Malgré sa décision, le gouvernement affirme poursuivre les réformes avec l'intention de rejoindre l'UE d'ici 2030. Le Premier ministre a dénoncé un "chantage" de la part de Bruxelles, alors que le Parlement européen a exigé de nouvelles élections législatives. La Géorgie a obtenu officiellement le statut de candidat à l'adhésion à l'UE en décembre 2023, mais Bruxelles a depuis gelé le processus, accusant l'exécutif géorgien d’un grave recul démocratique.
La présidente géorgienne Salomé Zourabichvili, malgré ses pouvoirs limités et son opposition au gouvernement, a soutenu les manifestants et participé au rassemblement de jeudi. Elle a estimé vendredi soir que "le mouvement de résistance avait débuté". "Nous resterons unis jusqu'à ce que la Géorgie atteigne ses objectifs : réintégrer le chemin européen et obtenir de nouvelles élections", a déclaré cette ancienne diplomate française qui refuse de reconnaître la légitimité du Parlement issu des élections d'octobre.
La France a appelé vendredi au "respect du droit de manifester pacifiquement" tout en réaffirmant son soutien aux aspirations européennes de la Géorgie, "qui ne doivent pas être trahies". Le Conseil de l'Europe a condamné la "répression brutale des manifestations", s'alarme de la décision du gouvernement de suspendre ses négociations avec l'UE. Amnesty International a déploré une volonté "d'éliminer toute dissidence".

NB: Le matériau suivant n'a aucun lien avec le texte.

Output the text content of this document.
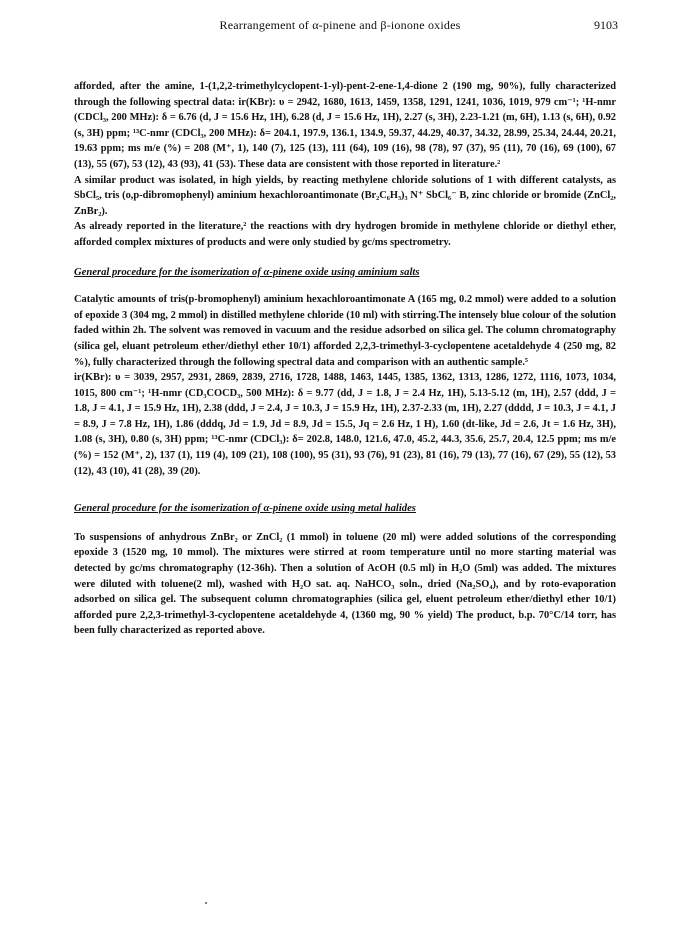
Rearrangement of α-pinene and β-ionone oxides	9103

afforded, after the amine, 1-(1,2,2-trimethylcyclopent-1-yl)-pent-2-ene-1,4-dione 2 (190 mg, 90%), fully characterized through the following spectral data: ir(KBr): υ = 2942, 1680, 1613, 1459, 1358, 1291, 1241, 1036, 1019, 979 cm⁻¹; ¹H-nmr (CDCl₃, 200 MHz): δ = 6.76 (d, J = 15.6 Hz, 1H), 6.28 (d, J = 15.6 Hz, 1H), 2.27 (s, 3H), 2.23-1.21 (m, 6H), 1.13 (s, 6H), 0.92 (s, 3H) ppm; ¹³C-nmr (CDCl₃, 200 MHz): δ= 204.1, 197.9, 136.1, 134.9, 59.37, 44.29, 40.37, 34.32, 28.99, 25.34, 24.44, 20.21, 19.63 ppm; ms m/e (%) = 208 (M⁺, 1), 140 (7), 125 (13), 111 (64), 109 (16), 98 (78), 97 (37), 95 (11), 70 (16), 69 (100), 67 (13), 55 (67), 53 (12), 43 (93), 41 (53). These data are consistent with those reported in literature.²

A similar product was isolated, in high yields, by reacting methylene chloride solutions of 1 with different catalysts, as SbCl₅, tris (o,p-dibromophenyl) aminium hexachloroantimonate (Br₂C₆H₃)₃ N⁺ SbCl₆⁻ B, zinc chloride or bromide (ZnCl₂, ZnBr₂).

As already reported in the literature,² the reactions with dry hydrogen bromide in methylene chloride or diethyl ether, afforded complex mixtures of products and were only studied by gc/ms spectrometry.

General procedure for the isomerization of α-pinene oxide using aminium salts

Catalytic amounts of tris(p-bromophenyl) aminium hexachloroantimonate A (165 mg, 0.2 mmol) were added to a solution of epoxide 3 (304 mg, 2 mmol) in distilled methylene chloride (10 ml) with stirring.The intensely blue colour of the solution faded within 2h. The solvent was removed in vacuum and the residue adsorbed on silica gel. The column chromatography (silica gel, eluant petroleum ether/diethyl ether 10/1) afforded 2,2,3-trimethyl-3-cyclopentene acetaldehyde 4 (250 mg, 82 %), fully characterized through the following spectral data and comparison with an authentic sample.⁵

ir(KBr): υ = 3039, 2957, 2931, 2869, 2839, 2716, 1728, 1488, 1463, 1445, 1385, 1362, 1313, 1286, 1272, 1116, 1073, 1034, 1015, 800 cm⁻¹; ¹H-nmr (CD₃COCD₃, 500 MHz): δ = 9.77 (dd, J = 1.8, J = 2.4 Hz, 1H), 5.13-5.12 (m, 1H), 2.57 (ddd, J = 1.8, J = 4.1, J = 15.9 Hz, 1H), 2.38 (ddd, J = 2.4, J = 10.3, J = 15.9 Hz, 1H), 2.37-2.33 (m, 1H), 2.27 (dddd, J = 10.3, J = 4.1, J = 8.9, J = 7.8 Hz, 1H), 1.86 (dddq, Jd = 1.9, Jd = 8.9, Jd = 15.5, Jq = 2.6 Hz, 1 H), 1.60 (dt-like, Jd = 2.6, Jt = 1.6 Hz, 3H), 1.08 (s, 3H), 0.80 (s, 3H) ppm; ¹³C-nmr (CDCl₃): δ= 202.8, 148.0, 121.6, 47.0, 45.2, 44.3, 35.6, 25.7, 20.4, 12.5 ppm; ms m/e (%) = 152 (M⁺, 2), 137 (1), 119 (4), 109 (21), 108 (100), 95 (31), 93 (76), 91 (23), 81 (16), 79 (13), 77 (16), 67 (29), 55 (12), 53 (12), 43 (10), 41 (28), 39 (20).

General procedure for the isomerization of α-pinene oxide using metal halides

To suspensions of anhydrous ZnBr₂ or ZnCl₂ (1 mmol) in toluene (20 ml) were added solutions of the corresponding epoxide 3 (1520 mg, 10 mmol). The mixtures were stirred at room temperature until no more starting material was detected by gc/ms chromatography (12-36h). Then a solution of AcOH (0.5 ml) in H₂O (5ml) was added. The mixtures were diluted with toluene(2 ml), washed with H₂O sat. aq. NaHCO₃ soln., dried (Na₂SO₄), and by roto-evaporation adsorbed on silica gel. The subsequent column chromatographies (silica gel, eluent petroleum ether/diethyl ether 10/1) afforded pure 2,2,3-trimethyl-3-cyclopentene acetaldehyde 4, (1360 mg, 90 % yield) The product, b.p. 70°C/14 torr, has been fully characterized as reported above.
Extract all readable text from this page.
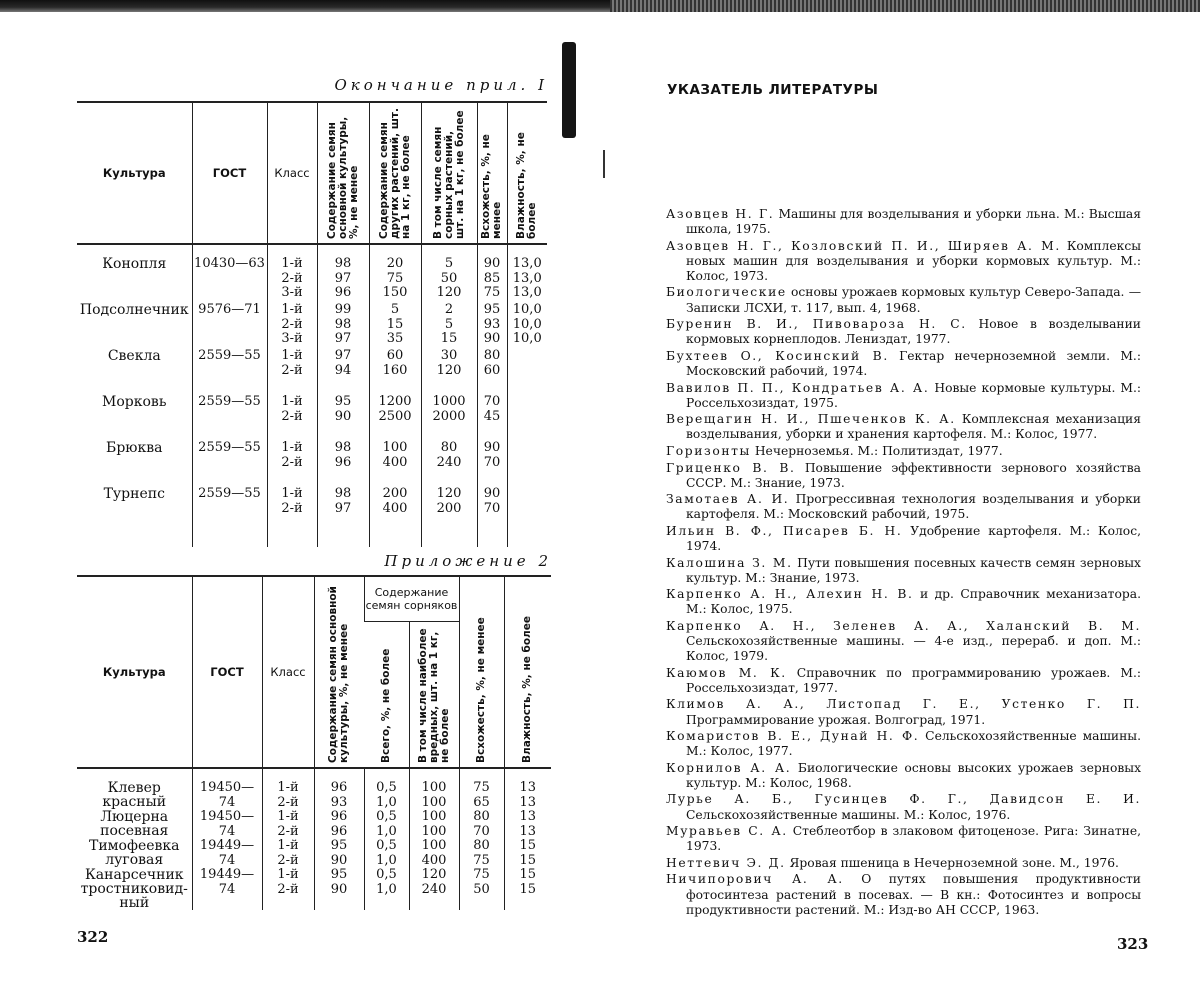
Окончание прил. I
Культура	ГОСТ	Класс	Содержание семян основной культуры, %, не менее	Содержание семян других растений, шт. на 1 кг, не более	В том числе семян сорных растений, шт. на 1 кг, не более	Всхожесть, %, не менее	Влажность, %, не более

Конопля	10430—63	1-й
2-й
3-й

98
97
96

20
75
150

5
50
120

90
85
75

13,0
13,0
13,0

Подсолнечник	9576—71	1-й
2-й
3-й

99
98
97

5
15
35

2
5
15

95
93
90

10,0
10,0
10,0

Свекла	2559—55	1-й
2-й

97
94

60
160

30
120

80
60

Морковь	2559—55	1-й
2-й

95
90

1200
2500

1000
2000

70
45

Брюква	2559—55	1-й
2-й

98
96

100
400

80
240

90
70

Турнепс	2559—55	1-й
2-й

98
97

200
400

120
200

90
70

Приложение 2
Культура	ГОСТ	Класс	Содержание семян основной культуры, %, не менее
	Содержание семян сорняков	
Всхожесть, %, не менее	Влажность, %, не более

Всего, %, не более	В том числе наиболее вредных, шт. на 1 кг, не более

Клевер красный

19450—74

1-й
2-й

96
93

0,5
1,0

100
100

75
65

13
13

Люцерна
посевная

19450—74

1-й
2-й

96
96

0,5
1,0

100
100

80
70

13
13

Тимофеевка
луговая

19449—74

1-й
2-й

95
90

0,5
1,0

100
400

80
75

15
15

Канарсечник
тростниковид-
ный

19449—74

1-й
2-й

95
90

0,5
1,0

120
240

75
50

15
15
322
УКАЗАТЕЛЬ ЛИТЕРАТУРЫ

Азовцев Н. Г. Машины для возделывания и уборки льна. М.: Высшая школа, 1975.

Азовцев Н. Г., Козловский П. И., Ширяев А. М. Комплексы новых машин для возделывания и уборки кормовых культур. М.: Колос, 1973.

Биологические основы урожаев кормовых культур Северо-Запада. — Записки ЛСХИ, т. 117, вып. 4, 1968.

Буренин В. И., Пивовароза Н. С. Новое в возделывании кормовых корнеплодов. Лениздат, 1977.

Бухтеев О., Косинский В. Гектар нечерноземной земли. М.: Московский рабочий, 1974.

Вавилов П. П., Кондратьев А. А. Новые кормовые культуры. М.: Россельхозиздат, 1975.

Верещагин Н. И., Пшеченков К. А. Комплексная механизация возделывания, уборки и хранения картофеля. М.: Колос, 1977.

Горизонты Нечерноземья. М.: Политиздат, 1977.

Гриценко В. В. Повышение эффективности зернового хозяйства СССР. М.: Знание, 1973.

Замотаев А. И. Прогрессивная технология возделывания и уборки картофеля. М.: Московский рабочий, 1975.

Ильин В. Ф., Писарев Б. Н. Удобрение картофеля. М.: Колос, 1974.

Калошина З. М. Пути повышения посевных качеств семян зерновых культур. М.: Знание, 1973.

Карпенко А. Н., Алехин Н. В. и др. Справочник механизатора. М.: Колос, 1975.

Карпенко А. Н., Зеленев А. А., Халанский В. М. Сельскохозяйственные машины. — 4-е изд., перераб. и доп. М.: Колос, 1979.

Каюмов М. К. Справочник по программированию урожаев. М.: Россельхозиздат, 1977.

Климов А. А., Листопад Г. Е., Устенко Г. П. Программирование урожая. Волгоград, 1971.

Комаристов В. Е., Дунай Н. Ф. Сельскохозяйственные машины. М.: Колос, 1977.

Корнилов А. А. Биологические основы высоких урожаев зерновых культур. М.: Колос, 1968.

Лурье А. Б., Гусинцев Ф. Г., Давидсон Е. И. Сельскохозяйственные машины. М.: Колос, 1976.

Муравьев С. А. Стеблеотбор в злаковом фитоценозе. Рига: Зинатне, 1973.

Неттевич Э. Д. Яровая пшеница в Нечерноземной зоне. М., 1976.

Ничипорович А. А. О путях повышения продуктивности фотосинтеза растений в посевах. — В кн.: Фотосинтез и вопросы продуктивности растений. М.: Изд-во АН СССР, 1963.

323
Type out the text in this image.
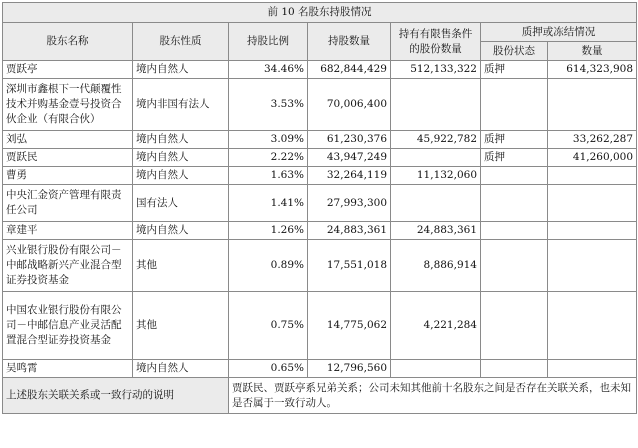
前 10 名股东持股情况						
股东名称	股东性质	持股比例	持股数量	持有有限售条件的股份数量	质押或冻结情况	
					股份状态	数量
贾跃亭	境内自然人	34.46%	682,844,429	512,133,322	质押	614,323,908
深圳市鑫根下一代颠覆性技术并购基金壹号投资合伙企业（有限合伙）	境内非国有法人	3.53%	70,006,400			
刘弘	境内自然人	3.09%	61,230,376	45,922,782	质押	33,262,287
贾跃民	境内自然人	2.22%	43,947,249		质押	41,260,000
曹勇	境内自然人	1.63%	32,264,119	11,132,060		
中央汇金资产管理有限责任公司	国有法人	1.41%	27,993,300			
章建平	境内自然人	1.26%	24,883,361	24,883,361		
兴业银行股份有限公司－中邮战略新兴产业混合型证券投资基金	其他	0.89%	17,551,018	8,886,914		
中国农业银行股份有限公司－中邮信息产业灵活配置混合型证券投资基金	其他	0.75%	14,775,062	4,221,284		
吴鸣霄	境内自然人	0.65%	12,796,560			
上述股东关联关系或一致行动的说明		贾跃民、贾跃亭系兄弟关系；公司未知其他前十名股东之间是否存在关联关系，也未知是否属于一致行动人。				
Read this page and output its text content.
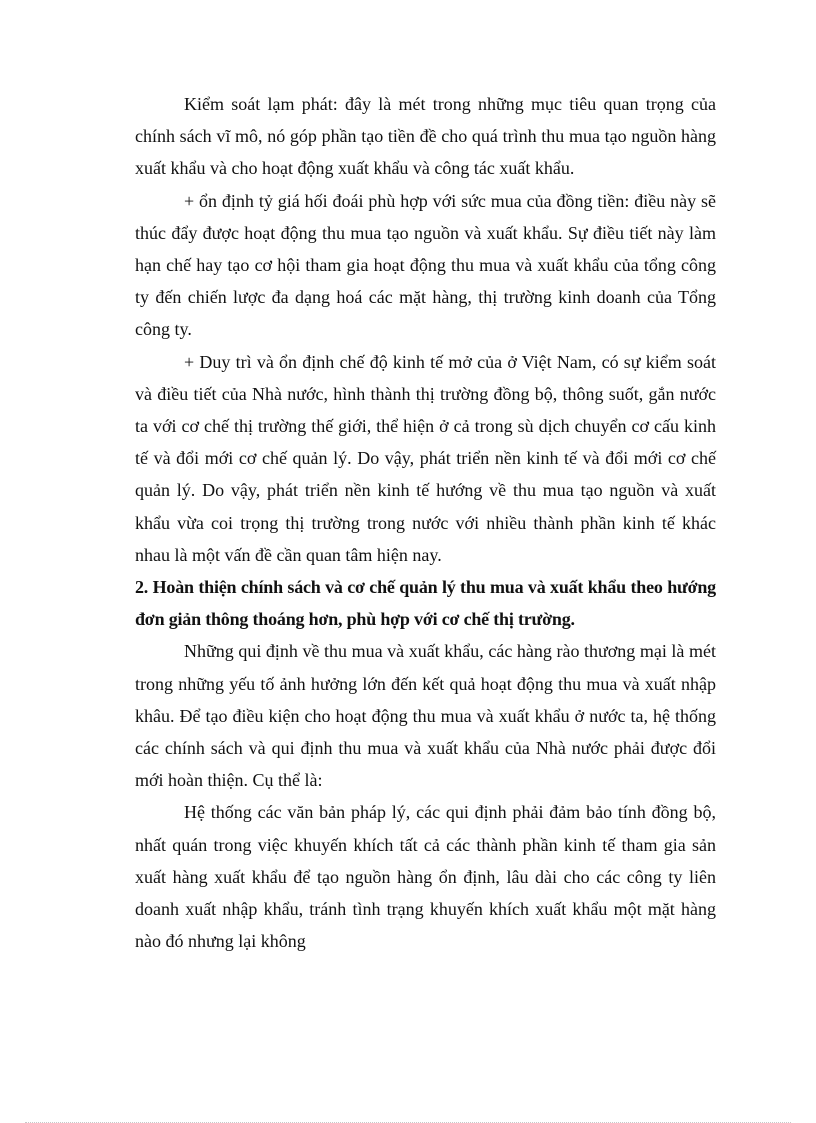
Kiểm soát lạm phát: đây là mét trong những mục tiêu quan trọng của chính sách vĩ mô, nó góp phần tạo tiền đề cho quá trình thu mua tạo nguồn hàng xuất khẩu và cho hoạt động xuất khẩu và công tác xuất khẩu.

+ ổn định tỷ giá hối đoái phù hợp với sức mua của đồng tiền: điều này sẽ thúc đẩy được hoạt động thu mua tạo nguồn và xuất khẩu. Sự điều tiết này làm hạn chế hay tạo cơ hội tham gia hoạt động thu mua và xuất khẩu của tổng công ty đến chiến lược đa dạng hoá các mặt hàng, thị trường kinh doanh của Tổng công ty.

+ Duy trì và ổn định chế độ kinh tế mở của ở Việt Nam, có sự kiểm soát và điều tiết của Nhà nước, hình thành thị trường đồng bộ, thông suốt, gắn nước ta với cơ chế thị trường thế giới, thể hiện ở cả trong sù dịch chuyển cơ cấu kinh tế và đổi mới cơ chế quản lý. Do vậy, phát triển nền kinh tế và đổi mới cơ chế quản lý. Do vậy, phát triển nền kinh tế hướng về thu mua tạo nguồn và xuất khẩu vừa coi trọng thị trường trong nước với nhiều thành phần kinh tế khác nhau là một vấn đề cần quan tâm hiện nay.

2. Hoàn thiện chính sách và cơ chế quản lý thu mua và xuất khẩu theo hướng đơn giản thông thoáng hơn, phù hợp với cơ chế thị trường.

Những qui định về thu mua và xuất khẩu, các hàng rào thương mại là mét trong những yếu tố ảnh hưởng lớn đến kết quả hoạt động thu mua và xuất nhập khâu. Để tạo điều kiện cho hoạt động thu mua và xuất khẩu ở nước ta, hệ thống các chính sách và qui định thu mua và xuất khẩu của Nhà nước phải được đổi mới hoàn thiện. Cụ thể là:

Hệ thống các văn bản pháp lý, các qui định phải đảm bảo tính đồng bộ, nhất quán trong việc khuyến khích tất cả các thành phần kinh tế tham gia sản xuất hàng xuất khẩu để tạo nguồn hàng ổn định, lâu dài cho các công ty liên doanh xuất nhập khẩu, tránh tình trạng khuyến khích xuất khẩu một mặt hàng nào đó nhưng lại không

Des comparaisons avec la situation de l'Ukraine ont été faites, un pays qui avait lui-même connu en 2014 un mouvement pro-européen après la tentative des autorités de l'époque de suspendre le rapprochement avec l'UE. L'Ukraine a dénoncé un "recours à la force" et une "limitation des processus démocratiques" menés "pour plaire à Moscou".
La situation en Géorgie continue de faire l'objet de tensions et de préoccupations internationales. Le pays semble être à un carrefour de son avenir politique, pris entre son désir d'intégration européenne et les pressions internes et externes pesant sur son processus démocratique.
Ces événements reflètent non seulement les tensions politiques internes, mais aussi les répercussions géopolitiques dans une région où des influences russes et européennes s'affrontent. Le déroulement futur de ces manifestations et la réponse des autorités pourraient influencer de manière significative l'orientation future de la Géorgie, à la fois sur le plan national et international.